Vanspor'a dair notlar
Dr. Erdal Orman
Üçüncü ligden kalma kadrosu ile ligin ilk yarısını play-off potasında bitiren Vanspor'dan beklentiler büyük. İkinci yarı çalışmalarını Antalya'da birkaç hazırlık maçı da yaparak tamamlayan takımımız, yeni transferlerinde uyum dönemini atlattığı takdirde, kaldığı yerden hedefine doğru emin adımlarla yürümesi en büyük temennimizdir. Özellikle son beş hafta, üstündeki rakiplerden çok kritik puanlar almasını bilerek, yarıştan kopmadığını göstermesi taraftarı çok umutlandırıyor. Bu iddiasını sürdürmek için bu kez, ikinci yarının ilk beş haftasında karşılaşacağı takımlar, Vanspor'a iyi bir tırmanma imkânı sunabilir...
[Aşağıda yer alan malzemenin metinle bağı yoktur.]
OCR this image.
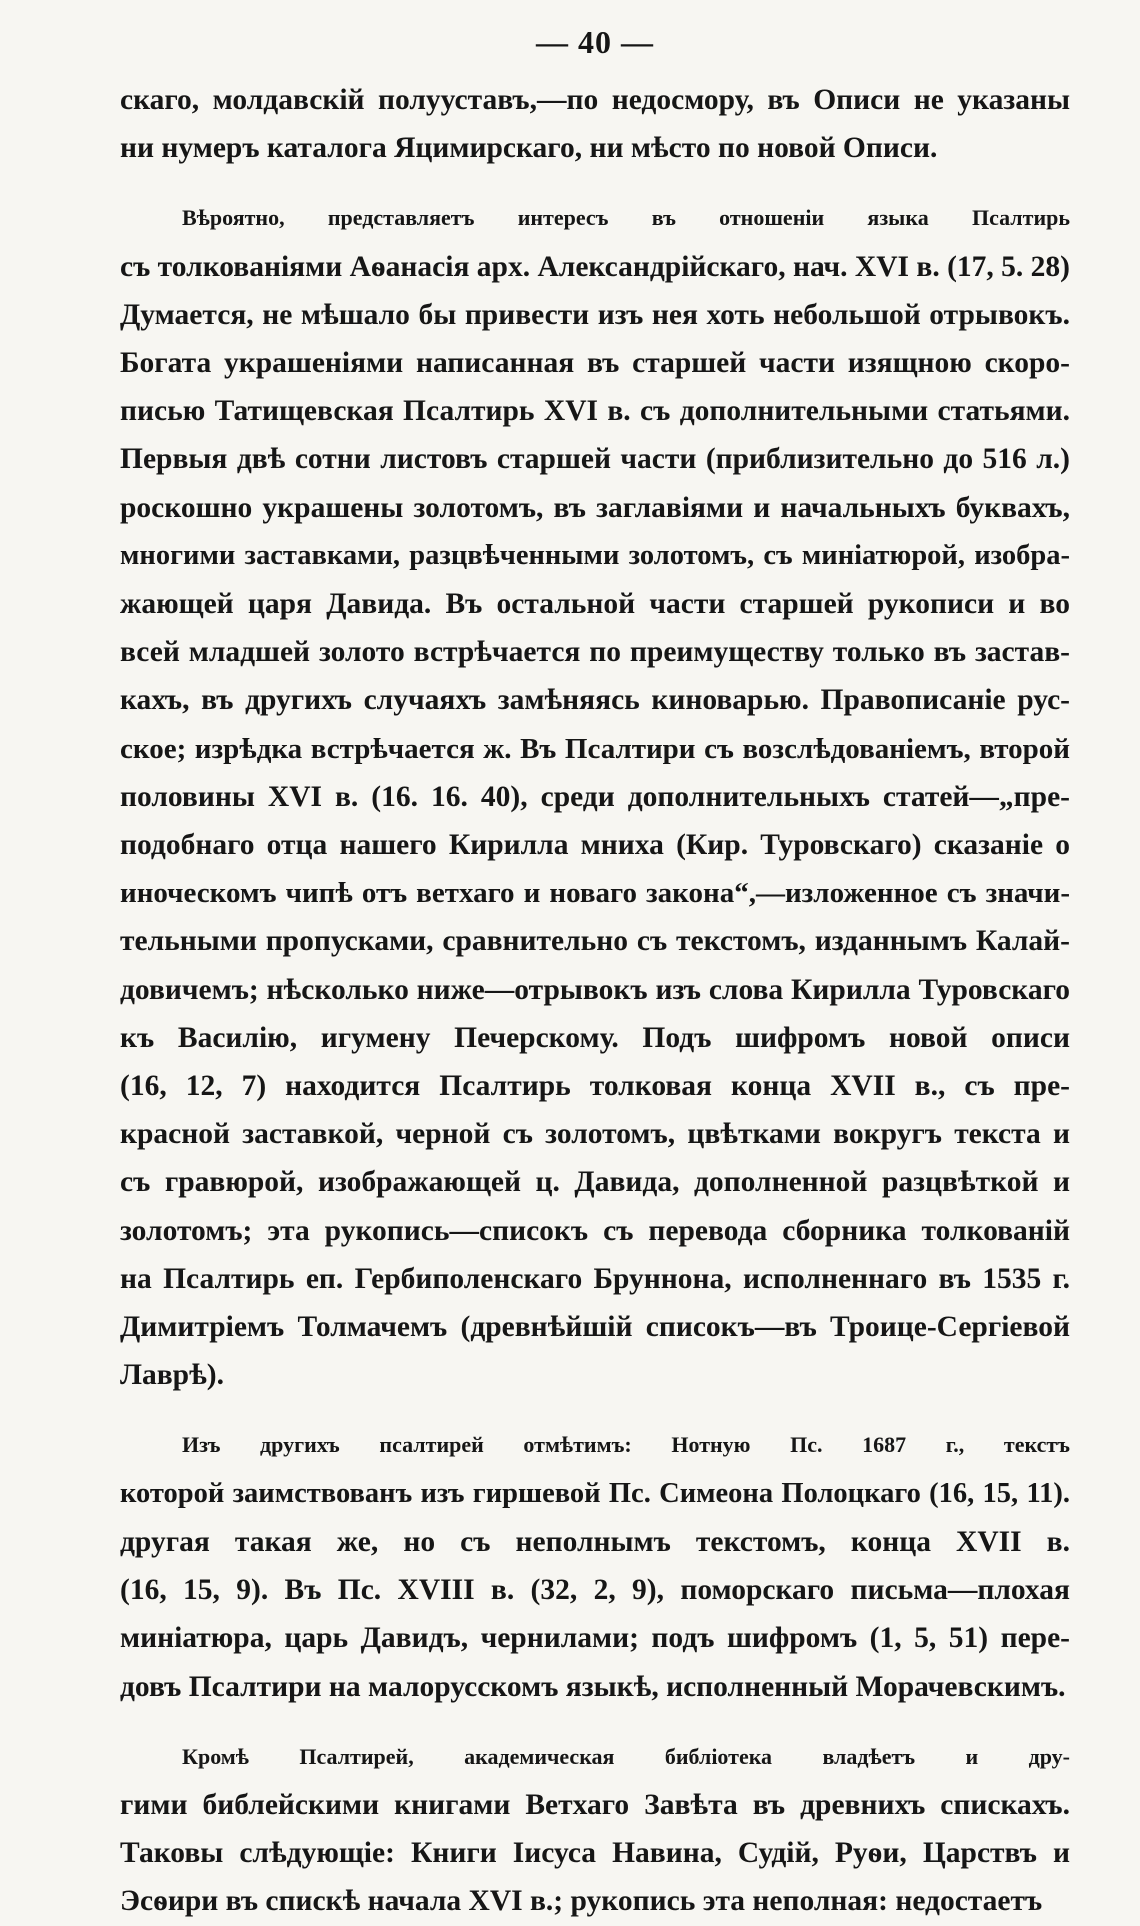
— 40 —
скаго, молдавскій полууставъ,—по недосмору, въ Описи не указаны
ни нумеръ каталога Яцимирскаго, ни мѣсто по новой Описи.
Вѣроятно, представляетъ интересъ въ отношеніи языка Псалтирь
съ толкованіями Аѳанасія арх. Александрійскаго, нач. XVI в. (17, 5. 28)
Думается, не мѣшало бы привести изъ нея хоть небольшой отрывокъ.
Богата украшеніями написанная въ старшей части изящною скоро-
писью Татищевская Псалтирь XVI в. съ дополнительными статьями.
Первыя двѣ сотни листовъ старшей части (приблизительно до 516 л.)
роскошно украшены золотомъ, въ заглавіями и начальныхъ буквахъ,
многими заставками, разцвѣченными золотомъ, съ миніатюрой, изобра-
жающей царя Давида. Въ остальной части старшей рукописи и во
всей младшей золото встрѣчается по преимуществу только въ застав-
кахъ, въ другихъ случаяхъ замѣняясь киноварью. Правописаніе рус-
ское; изрѣдка встрѣчается ж. Въ Псалтири съ возслѣдованіемъ, второй
половины XVI в. (16. 16. 40), среди дополнительныхъ статей—„пре-
подобнаго отца нашего Кирилла мниха (Кир. Туровскаго) сказаніе о
иноческомъ чипѣ отъ ветхаго и новаго закона“,—изложенное съ значи-
тельными пропусками, сравнительно съ текстомъ, изданнымъ Калай-
довичемъ; нѣсколько ниже—отрывокъ изъ слова Кирилла Туровскаго
къ Василію, игумену Печерскому. Подъ шифромъ новой описи
(16, 12, 7) находится Псалтирь толковая конца XVII в., съ пре-
красной заставкой, черной съ золотомъ, цвѣтками вокругъ текста и
съ гравюрой, изображающей ц. Давида, дополненной разцвѣткой и
золотомъ; эта рукопись—списокъ съ перевода сборника толкованій
на Псалтирь еп. Гербиполенскаго Бруннона, исполненнаго въ 1535 г.
Димитріемъ Толмачемъ (древнѣйшій списокъ—въ Троице-Сергіевой
Лаврѣ).
Изъ другихъ псалтирей отмѣтимъ: Нотную Пс. 1687 г., текстъ
которой заимствованъ изъ гиршевой Пс. Симеона Полоцкаго (16, 15, 11).
другая такая же, но съ неполнымъ текстомъ, конца XVII в.
(16, 15, 9). Въ Пс. XVIII в. (32, 2, 9), поморскаго письма—плохая
миніатюра, царь Давидъ, чернилами; подъ шифромъ (1, 5, 51) пере-
довъ Псалтири на малорусскомъ языкѣ, исполненный Морачевскимъ.
Кромѣ Псалтирей, академическая библіотека владѣетъ и дру-
гими библейскими книгами Ветхаго Завѣта въ древнихъ спискахъ.
Таковы слѣдующіе: Книги Іисуса Навина, Судій, Руѳи, Царствъ и
Эсѳири въ спискѣ начала XVI в.; рукопись эта неполная: недостаетъ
Takıma geldikten sonra ligde çıktığı 5 maçtan, 1 mağlubiyet ikisi deplasmanda olmak üzere 4'te galibiyet aldıran Taner Taşkın hocaya biraz değinmek istiyorum. Geldiği günden beri kendisini sıkıca takip ediyorum ve gün geçtikçe hayranlığım artıyor. Kariyeri, geçmiş başarıları zaten tartışılmaz olan hocanın, asıl beni etkileyen yönü çok iyi bir mentör olması. Yani oyuncularını nasıl motive edeceğini, seyircisini nasıl teskin edeceğini biliyor. İşin psikolojik boyutunu çok iyi yönetiyor. Adeta taraftarı ve takımını hedefe hazırlıyor. Daha Van'a geldiği ilk günlerde ayağının tozuyla esnafın içine karışarak, futbolcularını halkla buluşturup taraftarıyla direkt temas kurdu. Bu yönüyle önce taraftarın gönlünü kazanan hoca, birde şehrin takımını sahiplenip, havaya girmesine katkıda bulundu. Taner Hoca, dev bir taraftar kitlesine sahip bir takıma geldiğinin bilinciyle, bu avantajı işte böyle akılcı bir hamle ile daha da dinamik hale getirmiştir. Maça başlamadan veya maç aralarında futbolcularına yaptığı motive edici konuşmaları, oyuncularının terinin son damlasına kadar güdülenmesini sağlarken, maddi kaygılar veya her takımda futbolcuyla yönetim arasında yaşanabilen, alacak verecek taleplerinin bile önüne geçiyor. Bu yönüyle bir zamanlar Anadolu'yu kasıp kavuran, İstanbul takımlarına kök söktüren 70'li yılların Eskişehirspor efsanesinin doğuşunda önemli rol oynayan Kamuran Yavuz'u hatırlatıyor. Bir zamanlar Vanspor'da da başarıyla görev alan Kamuran Yavuz, Eskişehirspor'da gerek futbolcu gerek çalıştırıcı olarak o zamanki başarının sırrını anlatırken, onca imkânsızlığın, yokluğun içinde işin en fazla psikolojik boyutuyla motive olup böylece zor maçların üstesinden geldiklerini anlatırdı…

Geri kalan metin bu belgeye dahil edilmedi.